The aftermath of the sinking is a key theme in the exhibition. The world’s reaction and disbelief to news of Titanic‘s loss are highlighted in newspaper reports and film which will be on show in the exhibition. Often fickle and inaccurate press reports were released as families waited anxiously to hear if their loved ones had survived. In this part of the exhibition we tackle these difficult and emotional responses to events which lasted a mere 2 hours and 40 minutes.

Reputations were made or ruined during the immediate inquiries into the loss of Titanic – firstly held in America and later in London. Bruce Ismay, Chairman of the White Star Line received much of the blame for the disaster. American cartoons represented Ismay as a cruel businessman when in fact he had been left traumatised by the disaster. One of the telegrams to be displayed in the exhibition was sent from Captain Rostron of Carpathia (the rescue ship), dated 15th April 3.10pm. It described Ismay as ‘under opiate’ due to the loss of Titanic and many close friends and colleagues.

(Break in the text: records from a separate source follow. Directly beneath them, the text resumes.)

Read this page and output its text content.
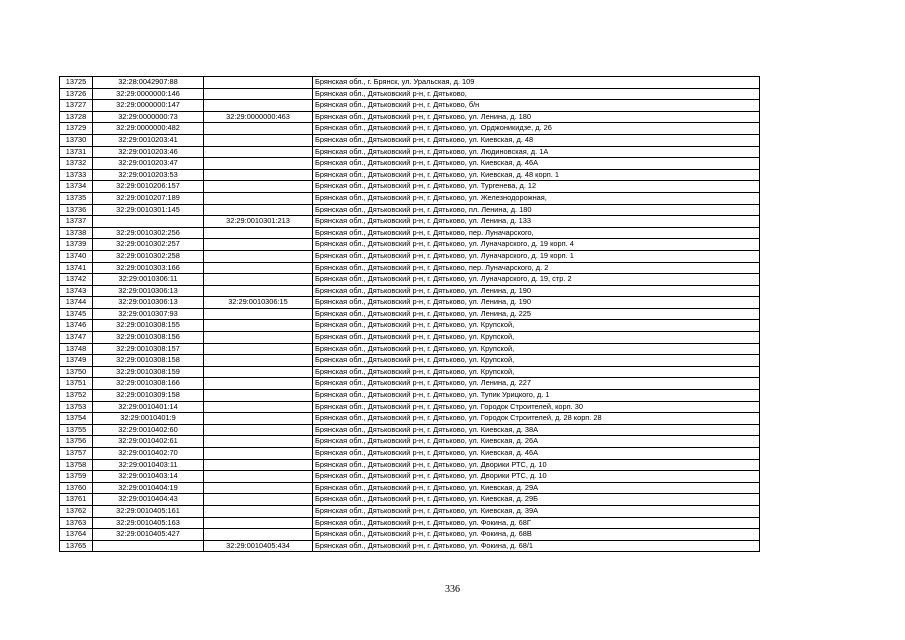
13725	32:28:0042907:88		Брянская обл., г. Брянск, ул. Уральская, д. 109
13726	32:29:0000000:146		Брянская обл., Дятьковский р-н, г. Дятьково,
13727	32:29:0000000:147		Брянская обл., Дятьковский р-н, г. Дятьково, б/н
13728	32:29:0000000:73	32:29:0000000:463	Брянская обл., Дятьковский р-н, г. Дятьково, ул. Ленина, д. 180
13729	32:29:0000000:482		Брянская обл., Дятьковский р-н, г. Дятьково, ул. Орджоникидзе, д. 26
13730	32:29:0010203:41		Брянская обл., Дятьковский р-н, г. Дятьково, ул. Киевская, д. 48
13731	32:29:0010203:46		Брянская обл., Дятьковский р-н, г. Дятьково, ул. Людиновская, д. 1А
13732	32:29:0010203:47		Брянская обл., Дятьковский р-н, г. Дятьково, ул. Киевская, д. 46А
13733	32:29:0010203:53		Брянская обл., Дятьковский р-н, г. Дятьково, ул. Киевская, д. 48 корп. 1
13734	32:29:0010206:157		Брянская обл., Дятьковский р-н, г. Дятьково, ул. Тургенева, д. 12
13735	32:29:0010207:189		Брянская обл., Дятьковский р-н, г. Дятьково, ул. Железнодорожная,
13736	32:29:0010301:145		Брянская обл., Дятьковский р-н, г. Дятьково, пл. Ленина, д. 180
13737		32:29:0010301:213	Брянская обл., Дятьковский р-н, г. Дятьково, ул. Ленина, д. 133
13738	32:29:0010302:256		Брянская обл., Дятьковский р-н, г. Дятьково, пер. Луначарского,
13739	32:29:0010302:257		Брянская обл., Дятьковский р-н, г. Дятьково, ул. Луначарского, д. 19 корп. 4
13740	32:29:0010302:258		Брянская обл., Дятьковский р-н, г. Дятьково, ул. Луначарского, д. 19 корп. 1
13741	32:29:0010303:166		Брянская обл., Дятьковский р-н, г. Дятьково, пер. Луначарского, д. 2
13742	32:29:0010306:11		Брянская обл., Дятьковский р-н, г. Дятьково, ул. Луначарского, д. 19, стр. 2
13743	32:29:0010306:13		Брянская обл., Дятьковский р-н, г. Дятьково, ул. Ленина, д. 190
13744	32:29:0010306:13	32:29:0010306:15	Брянская обл., Дятьковский р-н, г. Дятьково, ул. Ленина, д. 190
13745	32:29:0010307:93		Брянская обл., Дятьковский р-н, г. Дятьково, ул. Ленина, д. 225
13746	32:29:0010308:155		Брянская обл., Дятьковский р-н, г. Дятьково, ул. Крупской,
13747	32:29:0010308:156		Брянская обл., Дятьковский р-н, г. Дятьково, ул. Крупской,
13748	32:29:0010308:157		Брянская обл., Дятьковский р-н, г. Дятьково, ул. Крупской,
13749	32:29:0010308:158		Брянская обл., Дятьковский р-н, г. Дятьково, ул. Крупской,
13750	32:29:0010308:159		Брянская обл., Дятьковский р-н, г. Дятьково, ул. Крупской,
13751	32:29:0010308:166		Брянская обл., Дятьковский р-н, г. Дятьково, ул. Ленина, д. 227
13752	32:29:0010309:158		Брянская обл., Дятьковский р-н, г. Дятьково, ул. Тупик Урицкого, д. 1
13753	32:29:0010401:14		Брянская обл., Дятьковский р-н, г. Дятьково, ул. Городок Строителей, корп. 30
13754	32:29:0010401:9		Брянская обл., Дятьковский р-н, г. Дятьково, ул. Городок Строителей, д. 28 корп. 28
13755	32:29:0010402:60		Брянская обл., Дятьковский р-н, г. Дятьково, ул. Киевская, д. 38А
13756	32:29:0010402:61		Брянская обл., Дятьковский р-н, г. Дятьково, ул. Киевская, д. 26А
13757	32:29:0010402:70		Брянская обл., Дятьковский р-н, г. Дятьково, ул. Киевская, д. 46А
13758	32:29:0010403:11		Брянская обл., Дятьковский р-н, г. Дятьково, ул. Дворики РТС, д. 10
13759	32:29:0010403:14		Брянская обл., Дятьковский р-н, г. Дятьково, ул. Дворики РТС, д. 10
13760	32:29:0010404:19		Брянская обл., Дятьковский р-н, г. Дятьково, ул. Киевская, д. 29А
13761	32:29:0010404:43		Брянская обл., Дятьковский р-н, г. Дятьково, ул. Киевская, д. 29Б
13762	32:29:0010405:161		Брянская обл., Дятьковский р-н, г. Дятьково, ул. Киевская, д. 39А
13763	32:29:0010405:163		Брянская обл., Дятьковский р-н, г. Дятьково, ул. Фокина, д. 68Г
13764	32:29:0010405:427		Брянская обл., Дятьковский р-н, г. Дятьково, ул. Фокина, д. 68В
13765		32:29:0010405:434	Брянская обл., Дятьковский р-н, г. Дятьково, ул. Фокина, д. 68/1
336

Titanic and Liverpool: the untold story opens at Merseyside Maritime Museum on 30 March 2012.

  1. Bill Harrison says:

    Surely Bruce Ismay was exonerated by both inquiries. His "blame" came from a hostile American press.

  2. Rebecca Watkin, curator says:

    Dear Bill,
    Many thanks for your comment, yes Ismay was exonerated and he received much of the blame by the American press before Carpathia even reached New York. The newspaper baron William Randolph Hearst disliked Ismay and a series of unpleasant cartoons followed.

    Lord Mersey rejected the suggestion ‘that Ismay had a moral duty, as chairman of the company, to wait until the vessel foundered’.
    He wasn’t the first person to jump into the lifeboat, he was rescued in one of the last lifeboats after providing assistance to many passengers.

    Ismay was very distressed about the sinking and on days 16 & 17 of the British inquiry alone he answered more than 800 questions about Titanic- from the construction to his own survival. After retiring from the company he threw himself into charity work and founded the National Mercantile Marine Fund, which made provisions for the widows and children of merchant seaman.

    In the Aftermath section of the Titanic & Liverpool: the untold story exhibition, the inquiries are explored in more detail including Ismay’s testimony. We have loaned a copy of one of the Inquiry reports from the British inquiry which is also on display.